Dutch Nationwide Financial institution (DNB) Governor Olaf Sleijpen, one of many 26 European Central Financial institution’s decision-making members, informed the Monetary Occasions a run on dollar-pegged tokens may set off fire-sales of U.S. Treasury bonds and drive central banks to rethink their financial insurance policies totally.
If tariffs push yields larger and liquidity decrease, which is the traditional response to commerce shocks, Treasury payments turn into much less secure exactly when they’re wanted most. “If stablecoins are not that stable,” Sleijpen cautioned, “you could end up in a situation where the underlying assets need to be sold quickly.”
Stephen Miran, a U.S. Federal Reserve Governor, appeared to preemptively refute that assertion, saying, stablecoins are an “innovation [that] has been unfairly treated as a pariah by some, but stablecoins are now an established and fast-growing part of the financial landscape.”
A current DNB report highlights that whereas “the stablecoin market is on a rocket trajectory” that “could hit $2 trillion within three years under the U.S. GENIUS Act”, a “huge risk lurks beneath its shiny veneer” due to its “explosive growth and the concentration as Tether and Circle control 80%.”
“Fast enlargement comes with strings connected,” the report added, noting the “risk of mass redemptions, like after the Silicon Valley Bank collapse, which could trigger sell-offs of U.S. Treasuries, stress crypto exchanges, and ripple through European financial institutions.”
Miran rejected the notion, saying that, “because GENIUS Act payment stablecoins do not offer yield and are not backed by federal deposit insurance, I see little prospect of funds broadly fleeing the domestic banking system.”
Other financial institutions have raised similar concerns. The Bank for International Settlements (BIS) and the Reserve Bank of Australia (RBA) agreed that global economic stress increases stablecoin use abroad while eroding the value and liquidity of the assets backing them.
In a June 2025 report, the BIS said, “A loss of confidence in stablecoins could lead to large and sudden redemptions, potentially disrupting the world’s most important government bond market.”
Trump’s tariff threats raise that stress. In a globalized economy in which cross-border trade becomes more volatile is also one in which dollar-tethered tokens become more attractive, as well as more fragile, creating pressure that could push the $310 billion stablecoin sector into global systemic relevance faster than regulators are prepared for, the RBA and BIS coincided.
The RBA notes in an October report that the volume of stablecoins grew more than 50% in 12 months to June 2025 and warns of the risks this growth represents.
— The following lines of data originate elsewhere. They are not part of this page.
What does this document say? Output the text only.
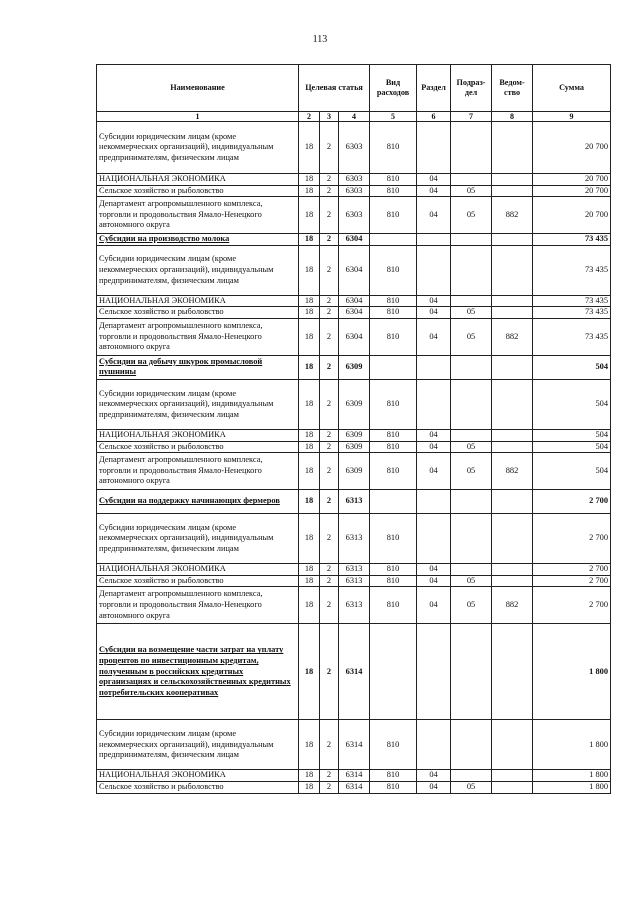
113
Наименование	Целевая статья			Вид расходов	Раздел	Подраз- дел	Ведом- ство	Сумма
1	2	3	4	5	6	7	8	9
Субсидии юридическим лицам (кроме некоммерческих организаций), индивидуальным предпринимателям, физическим лицам	18	2	6303	810				20 700
НАЦИОНАЛЬНАЯ ЭКОНОМИКА	18	2	6303	810	04			20 700
Сельское хозяйство и рыболовство	18	2	6303	810	04	05		20 700
Департамент агропромышленного комплекса, торговли и продовольствия Ямало-Ненецкого автономного округа	18	2	6303	810	04	05	882	20 700
Субсидии на производство молока	18	2	6304					73 435
Субсидии юридическим лицам (кроме некоммерческих организаций), индивидуальным предпринимателям, физическим лицам	18	2	6304	810				73 435
НАЦИОНАЛЬНАЯ ЭКОНОМИКА	18	2	6304	810	04			73 435
Сельское хозяйство и рыболовство	18	2	6304	810	04	05		73 435
Департамент агропромышленного комплекса, торговли и продовольствия Ямало-Ненецкого автономного округа	18	2	6304	810	04	05	882	73 435
Субсидии на добычу шкурок промысловой пушнины	18	2	6309					504
Субсидии юридическим лицам (кроме некоммерческих организаций), индивидуальным предпринимателям, физическим лицам	18	2	6309	810				504
НАЦИОНАЛЬНАЯ ЭКОНОМИКА	18	2	6309	810	04			504
Сельское хозяйство и рыболовство	18	2	6309	810	04	05		504
Департамент агропромышленного комплекса, торговли и продовольствия Ямало-Ненецкого автономного округа	18	2	6309	810	04	05	882	504
Субсидии на поддержку начинающих фермеров	18	2	6313					2 700
Субсидии юридическим лицам (кроме некоммерческих организаций), индивидуальным предпринимателям, физическим лицам	18	2	6313	810				2 700
НАЦИОНАЛЬНАЯ ЭКОНОМИКА	18	2	6313	810	04			2 700
Сельское хозяйство и рыболовство	18	2	6313	810	04	05		2 700
Департамент агропромышленного комплекса, торговли и продовольствия Ямало-Ненецкого автономного округа	18	2	6313	810	04	05	882	2 700
Субсидии на возмещение части затрат на уплату процентов по инвестиционным кредитам, полученным в российских кредитных организациях и сельскохозяйственных кредитных потребительских кооперативах	18	2	6314					1 800
Субсидии юридическим лицам (кроме некоммерческих организаций), индивидуальным предпринимателям, физическим лицам	18	2	6314	810				1 800
НАЦИОНАЛЬНАЯ ЭКОНОМИКА	18	2	6314	810	04			1 800
Сельское хозяйство и рыболовство	18	2	6314	810	04	05		1 800
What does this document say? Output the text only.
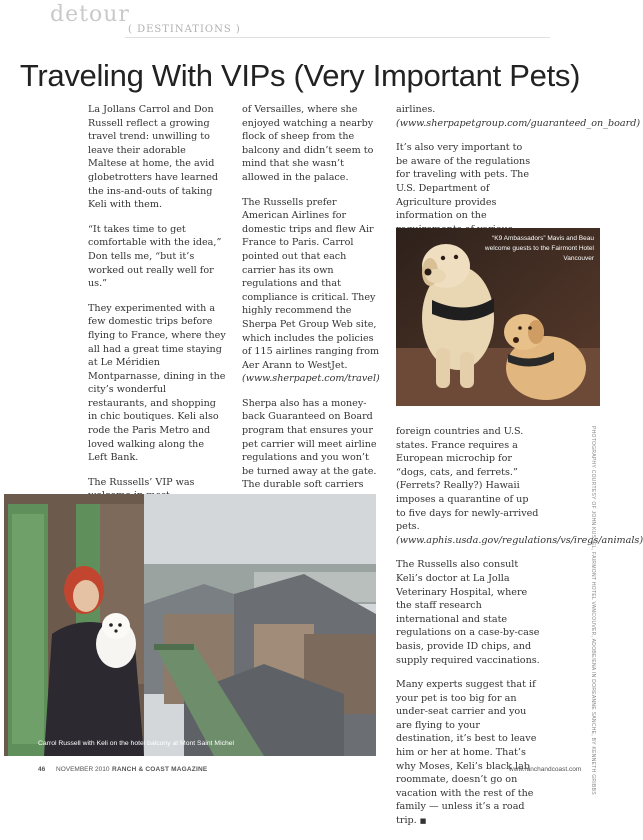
detour
( DESTINATIONS )
Traveling With VIPs (Very Important Pets)

La Jollans Carrol and Don Russell reflect a growing travel trend: unwilling to leave their adorable Maltese at home, the avid globetrotters have learned the ins-and-outs of taking Keli with them.

“It takes time to get comfortable with the idea,” Don tells me, “but it’s worked out really well for us.”

They experimented with a few domestic trips before flying to France, where they all had a great time staying at Le Méridien Montparnasse, dining in the city’s wonderful restaurants, and shopping in chic boutiques. Keli also rode the Paris Metro and loved walking along the Left Bank.

The Russells’ VIP was

of Versailles, where she enjoyed watching a nearby flock of sheep from the balcony and didn’t seem to mind that she wasn’t allowed in the palace.

The Russells prefer American Airlines for domestic trips and flew Air France to Paris. Carrol pointed out that each carrier has its own regulations and that compliance is critical. They highly recommend the Sherpa Pet Group Web site, which includes the policies of 115 airlines ranging from Aer Arann to WestJet.

(www.sherpapet.com/travel)

Sherpa also has a money-back Guaranteed on Board program that ensures your pet carrier will meet airline regulations and you won’t be turned away at the gate. The durable soft carriers

airlines. (www.sherpapetgroup.com/guaranteed_on_board)

It’s also very important to be aware of the regulations for traveling with pets. The U.S. Department of Agriculture provides information on the

“K9 Ambassadors” Mavis and Beau welcome guests to the Fairmont Hotel Vancouver

foreign countries and U.S. states. France requires a European microchip for “dogs, cats, and ferrets.” (Ferrets? Really?) Hawaii imposes a quarantine of up to five days for newly-arrived pets.

(www.aphis.usda.gov/regulations/vs/iregs/animals)

The Russells also consult Keli’s doctor at La Jolla Veterinary Hospital, where the staff research international and state regulations on a case-by-case basis, provide ID chips, and supply required vaccinations.

Many experts suggest that if your pet is too big for an under-seat carrier and you are flying to your destination, it’s best to leave him or her at home. That’s why Moses, Keli’s black lab roommate, doesn’t go on vacation with the rest of the family — unless it’s a road trip. ■

Carrol Russell with Keli on the hotel balcony at Mont Saint Michel	PHOTOGRAPHY COURTESY OF JOHN KUSSEL, FAIRMONT HOTEL VANCOUVER, ADOBE/ENA IN DOREANNE SANCHE, BY KENNETH GRIBBS
46 NOVEMBER 2010 RANCH & COAST MAGAZINE	www.ranchandcoast.com
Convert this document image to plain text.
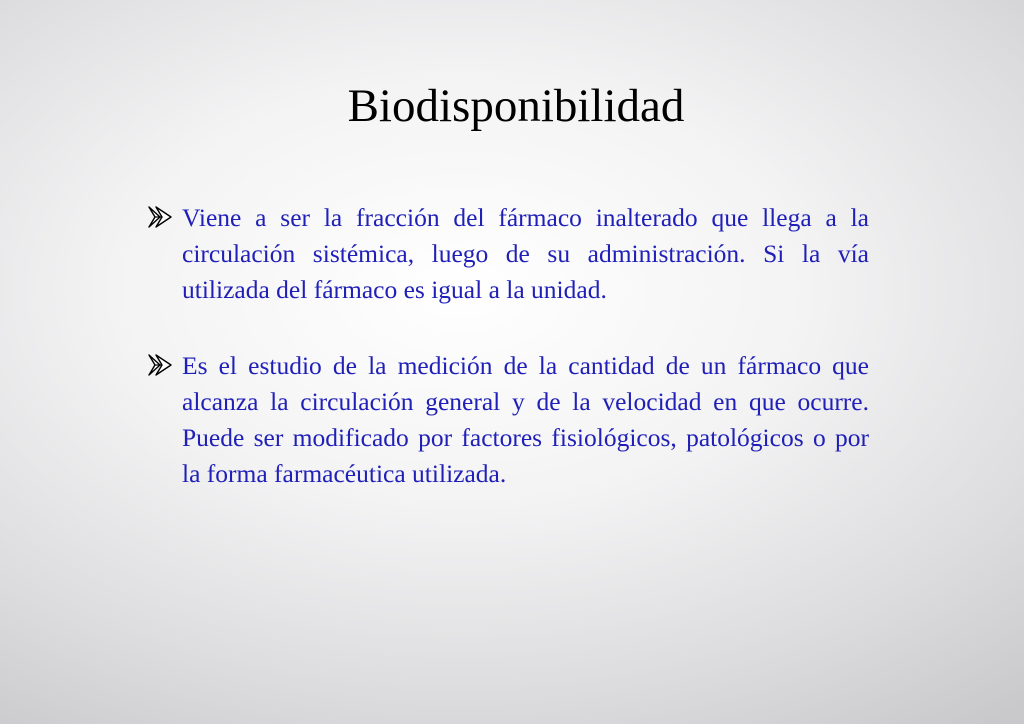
Biodisponibilidad
Viene a ser la fracción del fármaco inalterado que llega a la circulación sistémica, luego de su administración. Si la vía utilizada del fármaco es igual a la unidad.
Es el estudio de la medición de la cantidad de un fármaco que alcanza la circulación general y de la velocidad en que ocurre. Puede ser modificado por factores fisiológicos, patológicos o por la forma farmacéutica utilizada.
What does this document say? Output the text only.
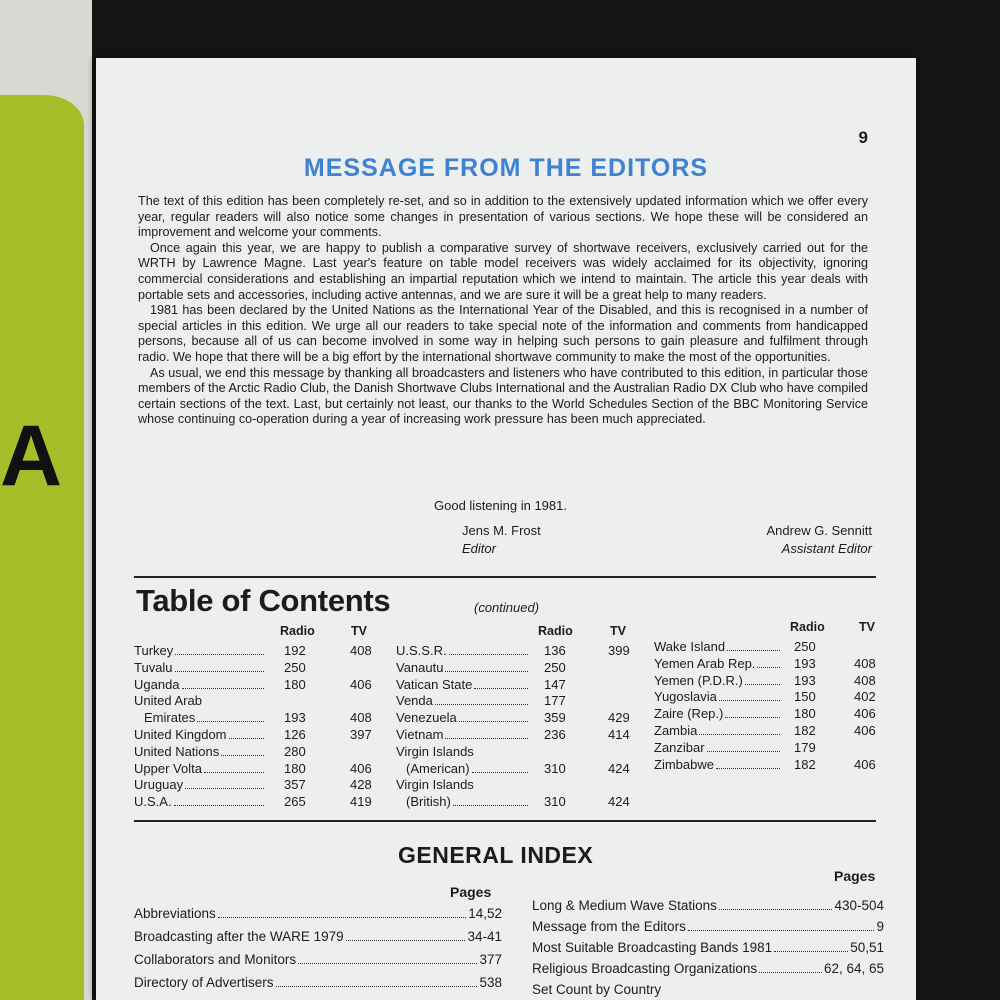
A
9
MESSAGE FROM THE EDITORS

The text of this edition has been completely re-set, and so in addition to the extensively updated information which we offer every year, regular readers will also notice some changes in presentation of various sections. We hope these will be considered an improvement and welcome your comments.

Once again this year, we are happy to publish a comparative survey of shortwave receivers, exclusively carried out for the WRTH by Lawrence Magne. Last year's feature on table model receivers was widely acclaimed for its objectivity, ignoring commercial considerations and establishing an impartial reputation which we intend to maintain. The article this year deals with portable sets and accessories, including active antennas, and we are sure it will be a great help to many readers.

1981 has been declared by the United Nations as the International Year of the Disabled, and this is recognised in a number of special articles in this edition. We urge all our readers to take special note of the information and comments from handicapped persons, because all of us can become involved in some way in helping such persons to gain pleasure and fulfilment through radio. We hope that there will be a big effort by the international shortwave community to make the most of the opportunities.

As usual, we end this message by thanking all broadcasters and listeners who have contributed to this edition, in particular those members of the Arctic Radio Club, the Danish Shortwave Clubs International and the Australian Radio DX Club who have compiled certain sections of the text. Last, but certainly not least, our thanks to the World Schedules Section of the BBC Monitoring Service whose continuing co-operation during a year of increasing work pressure has been much appreciated.

Good listening in 1981.
Jens M. Frost
Editor
Andrew G. Sennitt
Assistant Editor
Table of Contents	(continued)
Radio	TV
Turkey	192	408
Tuvalu	250
Uganda	180	406
United Arab
Emirates	193	408
United Kingdom	126	397
United Nations	280
Upper Volta	180	406
Uruguay	357	428
U.S.A.	265	419
Radio	TV
U.S.S.R.	136	399
Vanautu	250
Vatican State	147
Venda	177
Venezuela	359	429
Vietnam	236	414
Virgin Islands
(American)	310	424
Virgin Islands
(British)	310	424
Radio	TV
Wake Island	250
Yemen Arab Rep.	193	408
Yemen (P.D.R.)	193	408
Yugoslavia	150	402
Zaire (Rep.)	180	406
Zambia	182	406
Zanzibar	179
Zimbabwe	182	406
GENERAL INDEX
Pages
Pages
Abbreviations	14,52
Broadcasting after the WARE 1979	34-41
Collaborators and Monitors	377
Directory of Advertisers	538
Long & Medium Wave Stations	430-504
Message from the Editors	9
Most Suitable Broadcasting Bands 1981	50,51
Religious Broadcasting Organizations	62, 64, 65
Set Count by Country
It adds that “business projections of development vary from $500 billion by 2028 to $4 trillion by 2035”.
The BIS mentioned that a number of business forecasts put the market at $2 to $3 trillion by 2030, a scale at which “even a moderate redemption shock could rival the Treasury market stress episodes seen in March 2020.”
The Australian central financial institution agrees with Sleijpen, saying “A sudden decline in sentiment towards stablecoins could trigger asset fire-sales with the potential to spill over into repo and other core US funding markets.”
Safer than banking
If such a state of affairs performs out and a hearth sale is triggered, the GENIUS Act ensures that the U.S. authorities should bail out the stablecoin issuers and their holders on a scale of a whole lot of billions of {dollars}.
Nevertheless, in Coinbase Chief Coverage Officer Faryar Shirzad’s opinion, “full-reserve backing makes stablecoins safer than banking” and their “broader adoption actually reinforces stability.”
He further explained: “banks make long-term, often risky loans to private individuals and corporations, which exposes them to both credit and liquidity risks. In contrast, stablecoin issuers typically hold short-term government bonds, which are virtually risk-free and highly liquid.”